SPRINGFIELD, Mo. – A Nixa man who used his business to steal customers’ identity information in a scheme to obtain hundreds of thousands of dollars in fraudulent car loans was sentenced in federal court today.
Chris R. King, 48, was sentenced by U.S. Chief District Judge Beth Phillips to four years in federal prison without parole. The court also ordered King to pay $646,597 in restitution to his victims and to forfeit the same amount to the government.
On Nov. 20, 2021, King pleaded guilty to one count of conspiracy to commit wire fraud, one count of wire fraud, and one count of aggravated identity theft.

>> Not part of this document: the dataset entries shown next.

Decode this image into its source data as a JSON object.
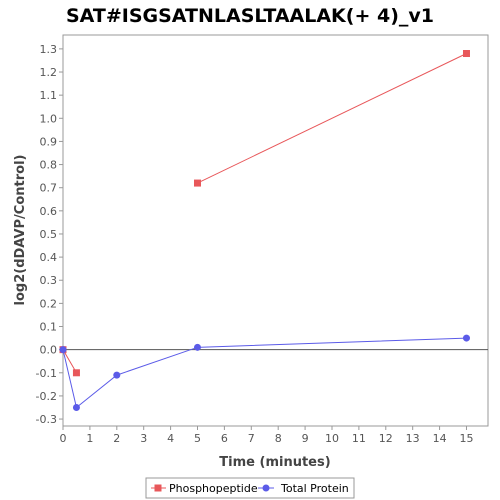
{
  "chart_data": {
    "type": "line",
    "title": "SAT#ISGSATNLASLTAALAK(+ 4)_v1",
    "xlabel": "Time (minutes)",
    "ylabel": "log2(dDAVP/Control)",
    "xlim": [
      0,
      15.8
    ],
    "ylim": [
      -0.33,
      1.36
    ],
    "xticks": [
      0,
      1,
      2,
      3,
      4,
      5,
      6,
      7,
      8,
      9,
      10,
      11,
      12,
      13,
      14,
      15
    ],
    "yticks": [
      -0.3,
      -0.2,
      -0.1,
      0.0,
      0.1,
      0.2,
      0.3,
      0.4,
      0.5,
      0.6,
      0.7,
      0.8,
      0.9,
      1.0,
      1.1,
      1.2,
      1.3
    ],
    "ytick_labels": [
      "-0.3",
      "-0.2",
      "-0.1",
      "0.0",
      "0.1",
      "0.2",
      "0.3",
      "0.4",
      "0.5",
      "0.6",
      "0.7",
      "0.8",
      "0.9",
      "1.0",
      "1.1",
      "1.2",
      "1.3"
    ],
    "zero_line": true,
    "grid": false,
    "legend_position": "bottom",
    "series": [
      {
        "name": "Phosphopeptide",
        "color": "#e8575a",
        "marker": "square",
        "segments": [
          [
            {
              "x": 0,
              "y": 0.0
            },
            {
              "x": 0.5,
              "y": -0.1
            }
          ],
          [
            {
              "x": 5,
              "y": 0.72
            },
            {
              "x": 15,
              "y": 1.28
            }
          ]
        ]
      },
      {
        "name": "Total Protein",
        "color": "#5b5be8",
        "marker": "circle",
        "segments": [
          [
            {
              "x": 0,
              "y": 0.0
            },
            {
              "x": 0.5,
              "y": -0.25
            },
            {
              "x": 2,
              "y": -0.11
            },
            {
              "x": 5,
              "y": 0.01
            },
            {
              "x": 15,
              "y": 0.05
            }
          ]
        ]
      }
    ]
  }
}
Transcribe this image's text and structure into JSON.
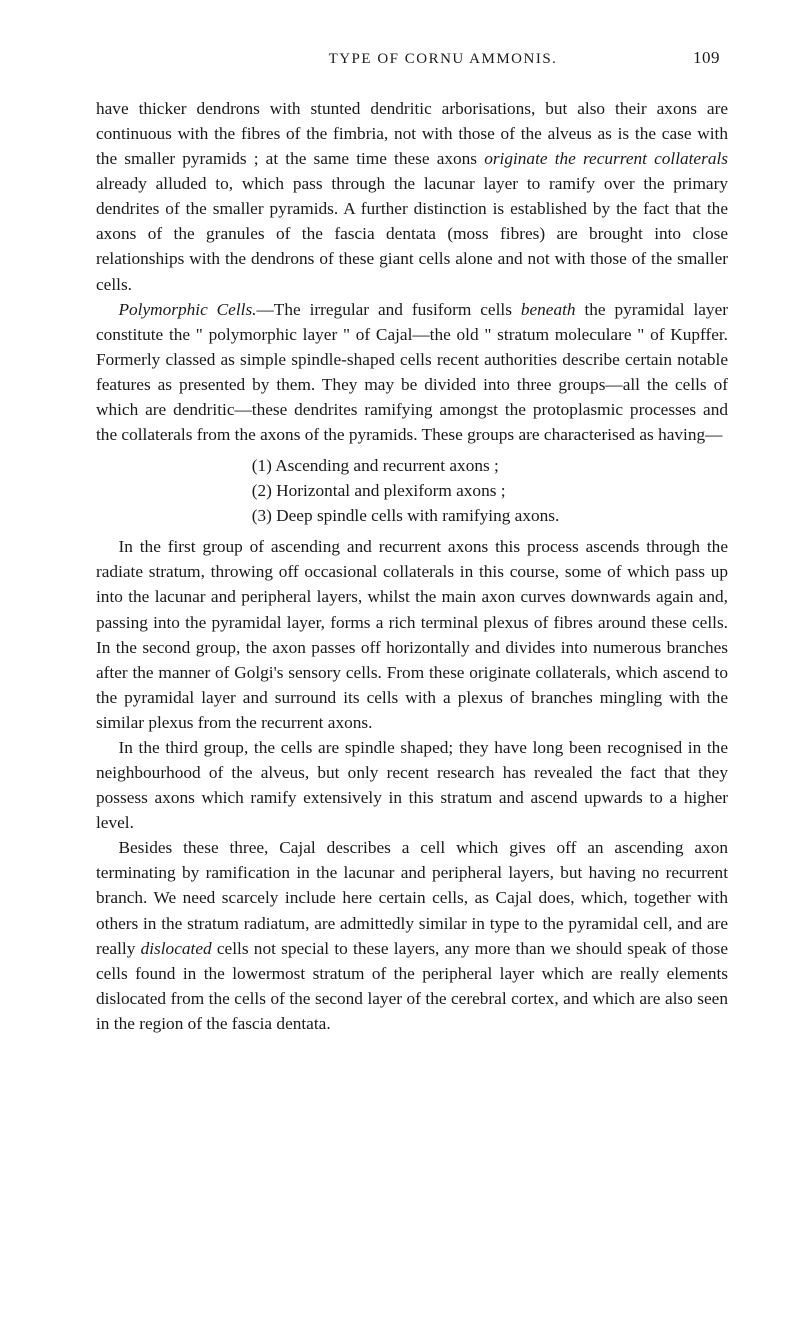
{
  "header": {
    "running_head": "TYPE OF CORNU AMMONIS.",
    "page_number": "109"
  },
  "paragraphs": {
    "p1": "have thicker dendrons with stunted dendritic arborisations, but also their axons are continuous with the fibres of the fimbria, not with those of the alveus as is the case with the smaller pyramids ; at the same time these axons ",
    "p1_i1": "originate the recurrent collaterals",
    "p1_b": " already alluded to, which pass through the lacunar layer to ramify over the primary dendrites of the smaller pyramids.   A further distinction is established by the fact that the axons of the granules of the fascia dentata (moss fibres) are brought into close relationships with the dendrons of these giant cells alone and not with those of the smaller cells.",
    "p2_i1": "Polymorphic Cells.",
    "p2_a": "—The irregular and fusiform cells ",
    "p2_i2": "beneath",
    "p2_b": " the pyramidal layer constitute the \" polymorphic layer \" of Cajal—the old \" stratum moleculare \" of Kupffer.   Formerly classed as simple spindle-shaped cells recent authorities describe certain notable features as presented by them.   They may be divided into three groups—all the cells of which are dendritic—these dendrites ramifying amongst the protoplasmic processes and the collaterals from the axons of the pyramids.   These groups are characterised as having—",
    "li1": "(1)  Ascending and recurrent axons ;",
    "li2": "(2)  Horizontal and plexiform axons ;",
    "li3": "(3)  Deep spindle cells with ramifying axons.",
    "p3": "In the first group of ascending and recurrent axons this process ascends through the radiate stratum, throwing off occasional collaterals in this course, some of which pass up into the lacunar and peripheral layers, whilst the main axon curves downwards again and, passing into the pyramidal layer, forms a rich terminal plexus of fibres around these cells.   In the second group, the axon passes off horizontally and divides into numerous branches after the manner of Golgi's sensory cells.   From these originate collaterals, which ascend to the pyramidal layer and surround its cells with a plexus of branches mingling with the similar plexus from the recurrent axons.",
    "p4": "In the third group, the cells are spindle shaped; they have long been recognised in the neighbourhood of the alveus, but only recent research has revealed the fact that they possess axons which ramify extensively in this stratum and ascend upwards to a higher level.",
    "p5_a": "Besides these three, Cajal describes a cell which gives off an ascending axon terminating by ramification in the lacunar and peripheral layers, but having no recurrent branch.   We need scarcely include here certain cells, as Cajal does, which, together with others in the stratum radiatum, are admittedly similar in type to the pyramidal cell, and are really ",
    "p5_i1": "dislocated",
    "p5_b": " cells not special to these layers, any more than we should speak of those cells found in the lowermost stratum of the peripheral layer which are really elements dislocated from the cells of the second layer of the cerebral cortex, and which are also seen in the region of the fascia dentata."
  }
}
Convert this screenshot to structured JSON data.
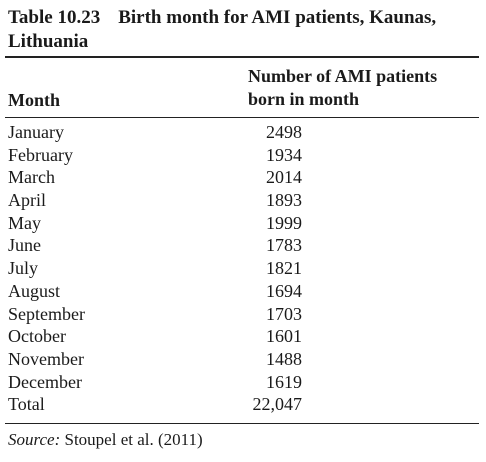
{
  "table": {
    "number": "Table 10.23",
    "title_line1": "Birth month for AMI patients, Kaunas,",
    "title_line2": "Lithuania",
    "col_month": "Month",
    "col_count_line1": "Number of AMI patients",
    "col_count_line2": "born in month",
    "rows": [
      {
        "month": "January",
        "count": "2498"
      },
      {
        "month": "February",
        "count": "1934"
      },
      {
        "month": "March",
        "count": "2014"
      },
      {
        "month": "April",
        "count": "1893"
      },
      {
        "month": "May",
        "count": "1999"
      },
      {
        "month": "June",
        "count": "1783"
      },
      {
        "month": "July",
        "count": "1821"
      },
      {
        "month": "August",
        "count": "1694"
      },
      {
        "month": "September",
        "count": "1703"
      },
      {
        "month": "October",
        "count": "1601"
      },
      {
        "month": "November",
        "count": "1488"
      },
      {
        "month": "December",
        "count": "1619"
      },
      {
        "month": "Total",
        "count": "22,047"
      }
    ],
    "source_label": "Source:",
    "source_text": " Stoupel et al. (2011)"
  }
}
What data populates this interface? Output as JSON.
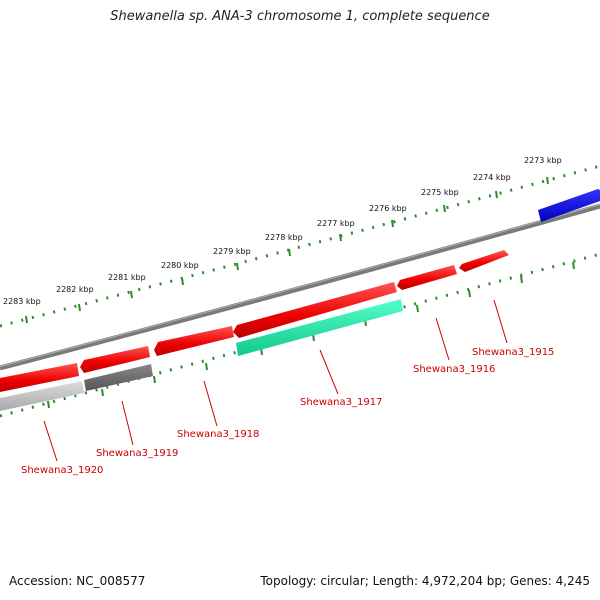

King, formerly the co-owner of Queen City Motors, a used car business in Springfield, Mo., admitted that he stole the identity information of individuals who were interested in obtaining loans to purchase vehicles from him. King used that information, without the knowledge or authorization of the potential customers, to fraudulently submit loan applications and receive funds wired to his bank account from Credit Acceptance, a company that dealt specifically in the approval of subprime loans for individuals with poor credit ratings.
King fraudulently submitted at least 30 automobile loan applications and received cash deposits of approximately $783,475 between Nov. 1, 2018, and Nov. 8, 2020.
This case was prosecuted by Assistant U.S. Attorney Patrick Carney. It was investigated by the U.S. Secret Service and the Springfield Police Department.